By the time he addressed the media, Durant was drenched in sweat. Famed for his work ethic and tireless practice routines, he is ready to attack the final stretch.
When a reporter asked about all the problems plaguing the Warriors during the runup to the All-Star break, Durant bristled at the premise.
“All the issues? I mean, we’ve got 44 wins though,” Durant retorted.
At 44-14, the Warriors enter the final 24 games in unfamiliar territory, staring up at the Houston Rockets for the top spot in the Western Conference, half a game back.
Durant oozed confidence, never expressing an ounce of concern. The nine-time All-Star talked of tightening up schemes, switching up pick-and-roll coverages and finding new ways to facilitate the offense.
“Now, I know it’s not Warriors of the last few years, as far as the record is concerned,” Durant conceded. “But we’re still a damn good team. And I’m not going to sit here and let anybody say that we’re struggling or hang our heads because we lost a few [games]. We’re still a damn good team.”
Like Durant, Draymond Green was back in the building, feeling as confident and invigorated as ever.
“Practice was really good,” Green said. “I think everybody came back with fresh new energy — ready to go [and] guys [were] locked in.”
Green, who like Durant had spent part of the break in Los Angeles for All-Star Weekend, was also sure to get his rest.
“Just chilled. Kicked back,” Green said when asked how he passed his free time.

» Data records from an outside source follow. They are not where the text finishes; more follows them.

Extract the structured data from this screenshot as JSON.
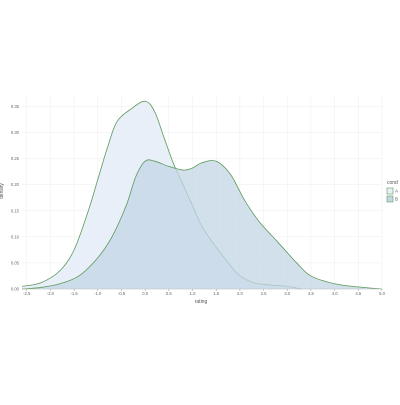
{
  "chart_data": {
    "type": "area",
    "subtype": "density",
    "title": "",
    "xlabel": "rating",
    "ylabel": "density",
    "xlim": [
      -2.6,
      5.0
    ],
    "ylim": [
      0,
      0.37
    ],
    "x_ticks": [
      "-2.5",
      "-2.0",
      "-1.5",
      "-1.0",
      "-0.5",
      "0.0",
      "0.5",
      "1.0",
      "1.5",
      "2.0",
      "2.5",
      "3.0",
      "3.5",
      "4.0",
      "4.5",
      "5.0"
    ],
    "x_tick_values": [
      -2.5,
      -2.0,
      -1.5,
      -1.0,
      -0.5,
      0.0,
      0.5,
      1.0,
      1.5,
      2.0,
      2.5,
      3.0,
      3.5,
      4.0,
      4.5,
      5.0
    ],
    "y_ticks": [
      "0.00",
      "0.05",
      "0.10",
      "0.15",
      "0.20",
      "0.25",
      "0.30",
      "0.35"
    ],
    "y_tick_values": [
      0.0,
      0.05,
      0.1,
      0.15,
      0.2,
      0.25,
      0.3,
      0.35
    ],
    "grid": true,
    "legend": {
      "title": "cond",
      "position": "right"
    },
    "series": [
      {
        "name": "A",
        "fill": "#e8eff8",
        "stroke": "#5a9a5a",
        "x": [
          -2.6,
          -2.2,
          -1.8,
          -1.5,
          -1.2,
          -1.0,
          -0.8,
          -0.6,
          -0.3,
          0.0,
          0.2,
          0.4,
          0.6,
          0.8,
          1.0,
          1.2,
          1.5,
          1.8,
          2.0,
          2.3,
          2.6,
          3.0,
          3.3
        ],
        "y": [
          0.005,
          0.012,
          0.035,
          0.075,
          0.15,
          0.21,
          0.27,
          0.32,
          0.345,
          0.36,
          0.34,
          0.29,
          0.24,
          0.2,
          0.16,
          0.12,
          0.08,
          0.045,
          0.025,
          0.012,
          0.008,
          0.005,
          0.0
        ]
      },
      {
        "name": "B",
        "fill": "#c3d6e6",
        "stroke": "#5a9a5a",
        "x": [
          -2.6,
          -2.2,
          -1.8,
          -1.4,
          -1.0,
          -0.7,
          -0.4,
          -0.2,
          0.0,
          0.2,
          0.5,
          0.8,
          1.0,
          1.2,
          1.5,
          1.8,
          2.1,
          2.4,
          2.8,
          3.2,
          3.5,
          4.0,
          4.5,
          5.0
        ],
        "y": [
          0.0,
          0.003,
          0.01,
          0.025,
          0.06,
          0.1,
          0.16,
          0.215,
          0.245,
          0.245,
          0.235,
          0.228,
          0.232,
          0.242,
          0.245,
          0.22,
          0.17,
          0.13,
          0.09,
          0.05,
          0.025,
          0.01,
          0.004,
          0.0
        ]
      }
    ]
  }
}
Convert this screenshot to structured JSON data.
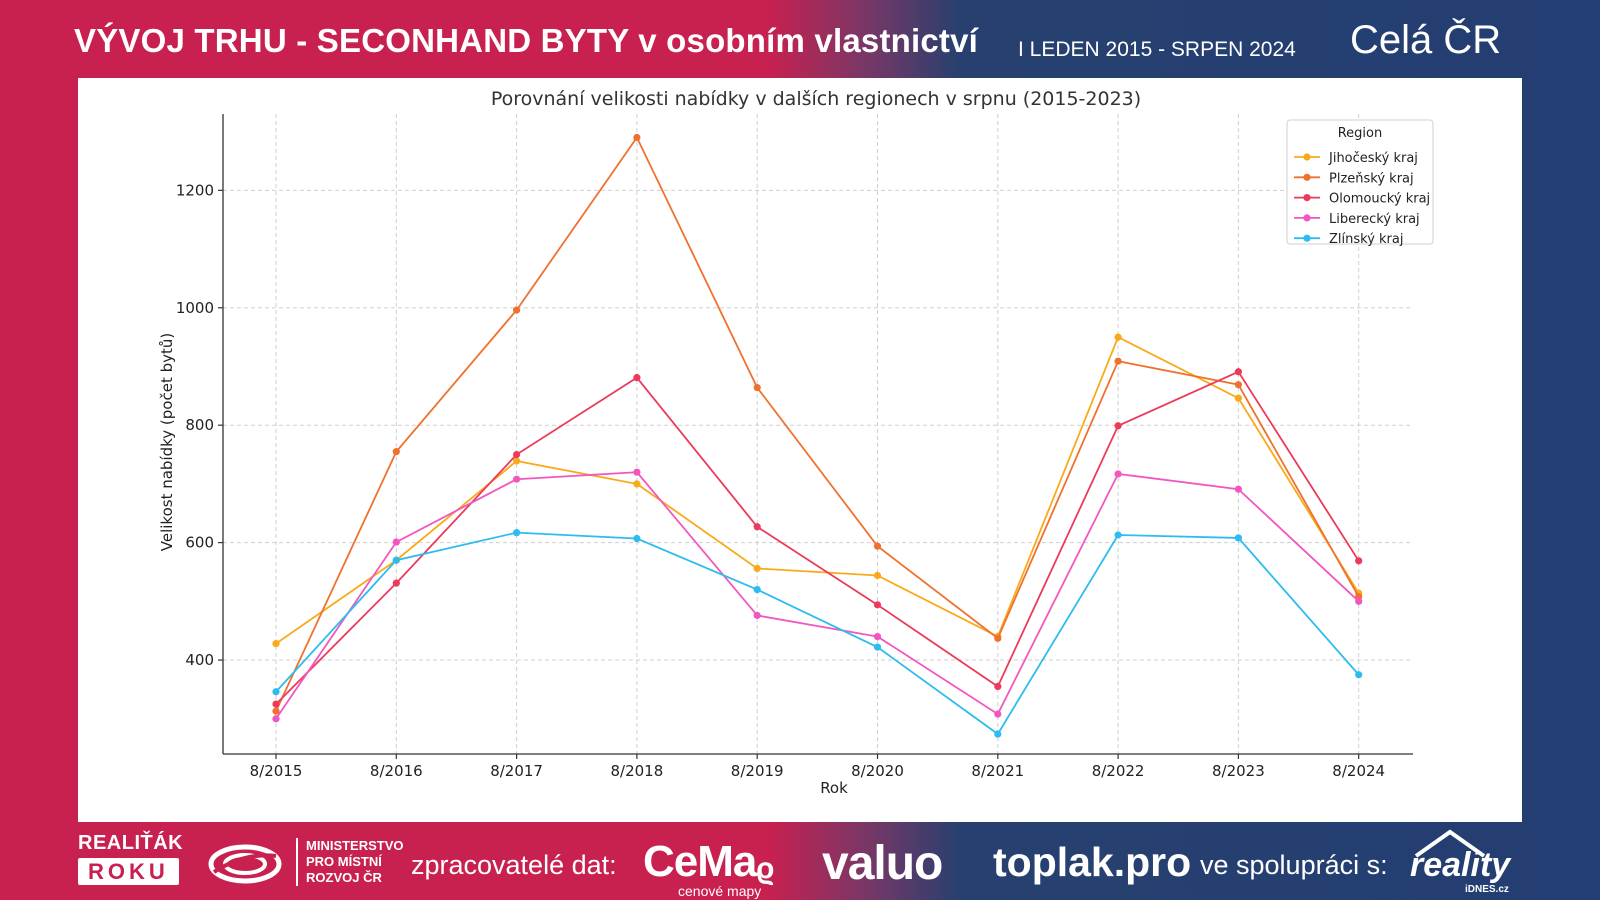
{
  "header": {
    "title_main": "VÝVOJ TRHU - SECONHAND BYTY v osobním vlastnictví",
    "title_sub": "I LEDEN 2015 - SRPEN 2024",
    "region": "Celá ČR"
  },
  "chart_data": {
    "type": "line",
    "title": "Porovnání velikosti nabídky v dalších regionech v srpnu (2015-2023)",
    "xlabel": "Rok",
    "ylabel": "Velikost nabídky (počet bytů)",
    "categories": [
      "8/2015",
      "8/2016",
      "8/2017",
      "8/2018",
      "8/2019",
      "8/2020",
      "8/2021",
      "8/2022",
      "8/2023",
      "8/2024"
    ],
    "ylim": [
      240,
      1330
    ],
    "yticks": [
      400,
      600,
      800,
      1000,
      1200
    ],
    "grid": true,
    "legend_title": "Region",
    "legend_position": "top-right",
    "series": [
      {
        "name": "Jihočeský kraj",
        "color": "#f9aa1a",
        "values": [
          428,
          570,
          739,
          700,
          556,
          544,
          440,
          950,
          846,
          514
        ]
      },
      {
        "name": "Plzeňský kraj",
        "color": "#f0712e",
        "values": [
          313,
          755,
          996,
          1290,
          864,
          594,
          437,
          909,
          869,
          508
        ]
      },
      {
        "name": "Olomoucký kraj",
        "color": "#ec3a5a",
        "values": [
          325,
          531,
          750,
          881,
          627,
          494,
          355,
          799,
          891,
          569
        ]
      },
      {
        "name": "Liberecký kraj",
        "color": "#f257c0",
        "values": [
          300,
          601,
          708,
          720,
          476,
          440,
          308,
          717,
          691,
          500
        ]
      },
      {
        "name": "Zlínský kraj",
        "color": "#2dbcf0",
        "values": [
          346,
          570,
          617,
          607,
          520,
          422,
          274,
          613,
          608,
          375
        ]
      }
    ]
  },
  "footer": {
    "realitak_top": "REALIŤÁK",
    "realitak_bottom": "ROKU",
    "ministry": "MINISTERSTVO\nPRO MÍSTNÍ\nROZVOJ ČR",
    "processors_label": "zpracovatelé dat:",
    "cemap": "CeMaᵨ",
    "cemap_sub": "cenové mapy",
    "valuo": "valuo",
    "toplak": "toplak.pro",
    "cooperation_label": "ve spolupráci s:",
    "reality": "reality",
    "idnes": "iDNES.cz"
  }
}
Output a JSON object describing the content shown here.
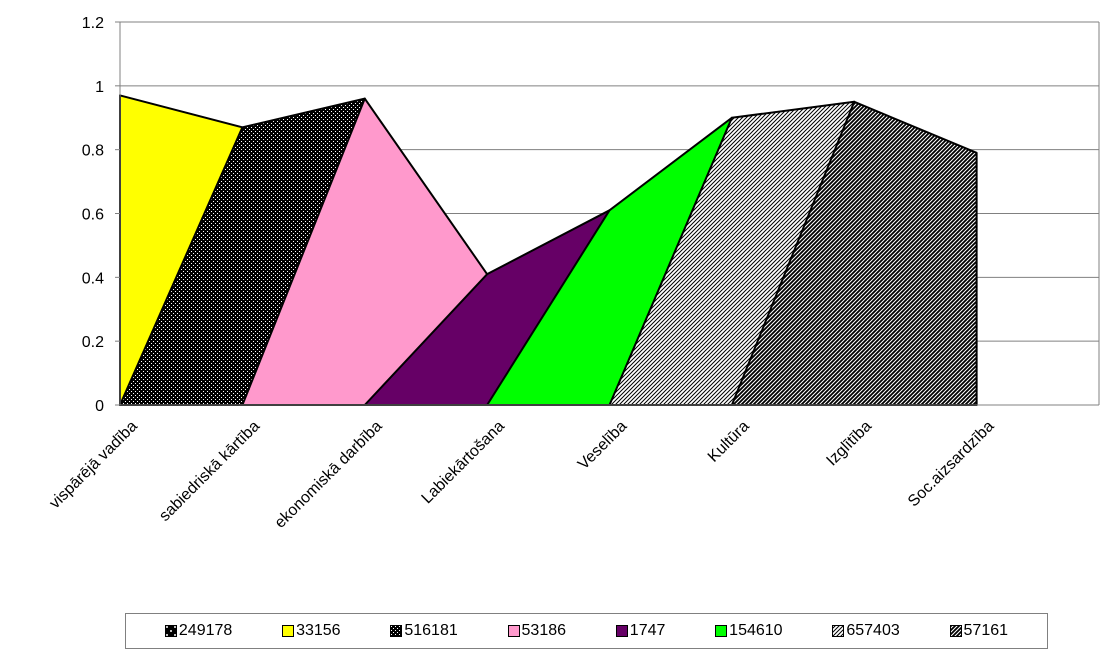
{
  "chart_data": {
    "type": "area",
    "categories": [
      "vispārējā vadība",
      "sabiedriskā kārtība",
      "ekonomiskā darbība",
      "Labiekārtošana",
      "Veselība",
      "Kultūra",
      "Izglītība",
      "Soc.aizsardzība"
    ],
    "series": [
      {
        "name": "249178",
        "values": [
          0.97,
          0,
          0,
          0,
          0,
          0,
          0,
          0
        ],
        "color": "#000000",
        "pattern": "dots-white-on-black"
      },
      {
        "name": "33156",
        "values": [
          0.97,
          0.87,
          0,
          0,
          0,
          0,
          0,
          0
        ],
        "color": "#ffff00",
        "pattern": "solid"
      },
      {
        "name": "516181",
        "values": [
          0,
          0.87,
          0.96,
          0,
          0,
          0,
          0,
          0
        ],
        "color": "#000000",
        "pattern": "dense-dots"
      },
      {
        "name": "53186",
        "values": [
          0,
          0,
          0.96,
          0.41,
          0,
          0,
          0,
          0
        ],
        "color": "#ff99cc",
        "pattern": "solid"
      },
      {
        "name": "1747",
        "values": [
          0,
          0,
          0,
          0.41,
          0.61,
          0,
          0,
          0
        ],
        "color": "#660066",
        "pattern": "solid"
      },
      {
        "name": "154610",
        "values": [
          0,
          0,
          0,
          0,
          0.61,
          0.9,
          0,
          0
        ],
        "color": "#00ff00",
        "pattern": "solid"
      },
      {
        "name": "657403",
        "values": [
          0,
          0,
          0,
          0,
          0,
          0.9,
          0.95,
          0
        ],
        "color": "#ffffff",
        "pattern": "diagonal-stripes"
      },
      {
        "name": "57161",
        "values": [
          0,
          0,
          0,
          0,
          0,
          0,
          0.95,
          0.79
        ],
        "color": "#000000",
        "pattern": "dense-diagonal"
      }
    ],
    "y_ticks": [
      "0",
      "0.2",
      "0.4",
      "0.6",
      "0.8",
      "1",
      "1.2"
    ],
    "ylim": [
      0,
      1.2
    ],
    "grid": true,
    "legend_position": "bottom"
  }
}
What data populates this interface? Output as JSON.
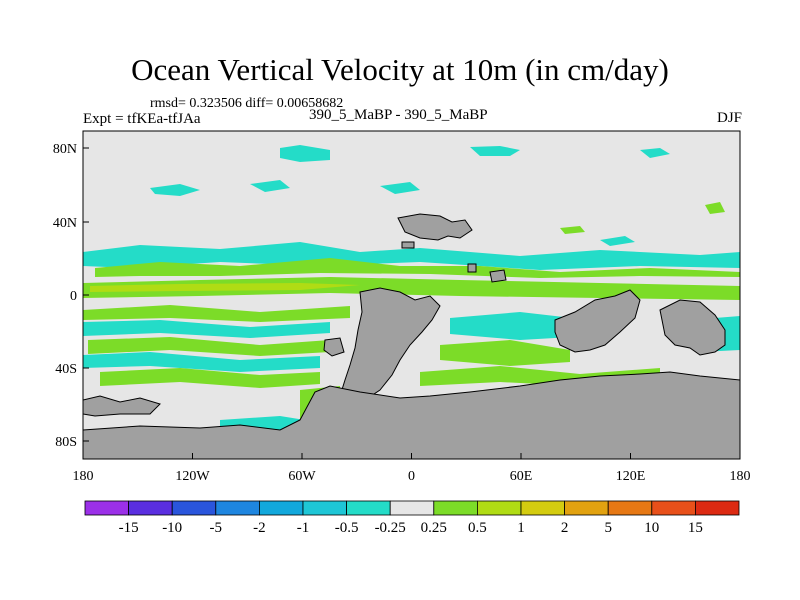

Steve Kerr, fresh off his trip to Hawaii, sported a beard — or what counts as such for the usually clean-shaven head coach. A silver stubble glistened across his face as he addressed basketball — and social topics, like gun control — with his usual aplomb.
“It was a good practice,” Kerr said. “We know our flaws. We know where we’ve been failing and we know what we need to do to get things going again and I think our guys have a pretty good feel for that and I think we’ll play play well.”
It’s no secret what afflicted the Warriors during a lackluster stretch leading into the break. The turnovers were too frequent, the starts were too slow and the defense was too lax. Green said as much as he surveyed the court — where Durant was busy getting up shots — on Wednesday night.
But for a team that for too long has been stricken with a malaise, the finish line is finally out on the horizon.
“It seems to take forever for 24 games to happen between January and the All-Star break,” Kerr said. “And 24 after that go by pretty fast.”
Twenty-four games. That’s all that stands between the Warriors and when it really counts.
“Now you know what you’re working towards,” Green said. “We know where we need to be. We know what it takes to win a championship. To know now that we’ve got 24 games as a team to get better and get ready for the playoffs, it gives a little life.”